The U.S. has already hit the debt ceiling in early 2023, and the government must raise the it within the next few months to avoid defaulting on payments. As reported by CNN, history shows that even the serious threat of default in 2011 was enough to cause a “credit rating downgrade”. This reality has caused alarm and fear among economists, with Mark Zandi, Chief Economist of Moody’s Analytics, warning that a default would be “catastrophic” for the economy.
This brings us to the present day, where President Joe Biden and House Speaker Kevin McCarthy have been at a stalemate in negotiations to reach a compromise on raising the debt ceiling. The Biden administration has refused to negotiate on spending cuts as part of a deal to raise the borrowing limit, something the House GOP majority has insisted on as part of a deal. To try and reach a compromise, President Biden has proposed additional tax hikes on the wealthy, such as reversing the Trump tax cut by raising the top tax rate to 39.6 percent from 37 percent, increasing the corporate tax to 28 percent from 21 percent, and raising the tax on stock buybacks from 1 percent to 4 percent.

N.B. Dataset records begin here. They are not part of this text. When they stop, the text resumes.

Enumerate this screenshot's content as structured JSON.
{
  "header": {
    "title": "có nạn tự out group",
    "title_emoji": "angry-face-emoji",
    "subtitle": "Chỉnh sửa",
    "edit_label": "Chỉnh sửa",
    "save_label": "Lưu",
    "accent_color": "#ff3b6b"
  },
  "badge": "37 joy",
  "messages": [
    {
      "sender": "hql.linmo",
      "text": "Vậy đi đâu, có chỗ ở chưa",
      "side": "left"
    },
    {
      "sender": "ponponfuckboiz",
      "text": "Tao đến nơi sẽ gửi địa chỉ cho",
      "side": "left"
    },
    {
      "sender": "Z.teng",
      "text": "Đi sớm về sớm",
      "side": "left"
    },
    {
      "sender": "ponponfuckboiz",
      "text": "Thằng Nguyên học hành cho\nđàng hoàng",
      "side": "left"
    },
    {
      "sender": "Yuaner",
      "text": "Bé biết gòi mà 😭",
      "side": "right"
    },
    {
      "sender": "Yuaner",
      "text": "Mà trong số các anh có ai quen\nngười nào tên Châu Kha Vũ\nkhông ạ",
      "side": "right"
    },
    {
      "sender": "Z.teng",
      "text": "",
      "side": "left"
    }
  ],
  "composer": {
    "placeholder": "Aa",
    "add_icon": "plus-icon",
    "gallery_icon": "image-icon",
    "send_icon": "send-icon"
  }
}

The crux of the matter is political. Republicans are presented with a large, imposing target due to the massive debt. During Tuesday afternoon's hearing, Senator Elizabeth Warren argued that while failing to act on the debt limit would be bad, House GOP spending cuts would be a “disaster, plunging our economy into a recession and putting more than 2.5 million people out of work.”
The Default Prevention Act would give the Treasury secretary authority to issue new debt obligations in the event the debt ceiling is reached. The bill would also prohibit members of Congress from getting paid until the debt ceiling issue is resolved, and would require the Treasury to prioritize Social Security and Medicare payments.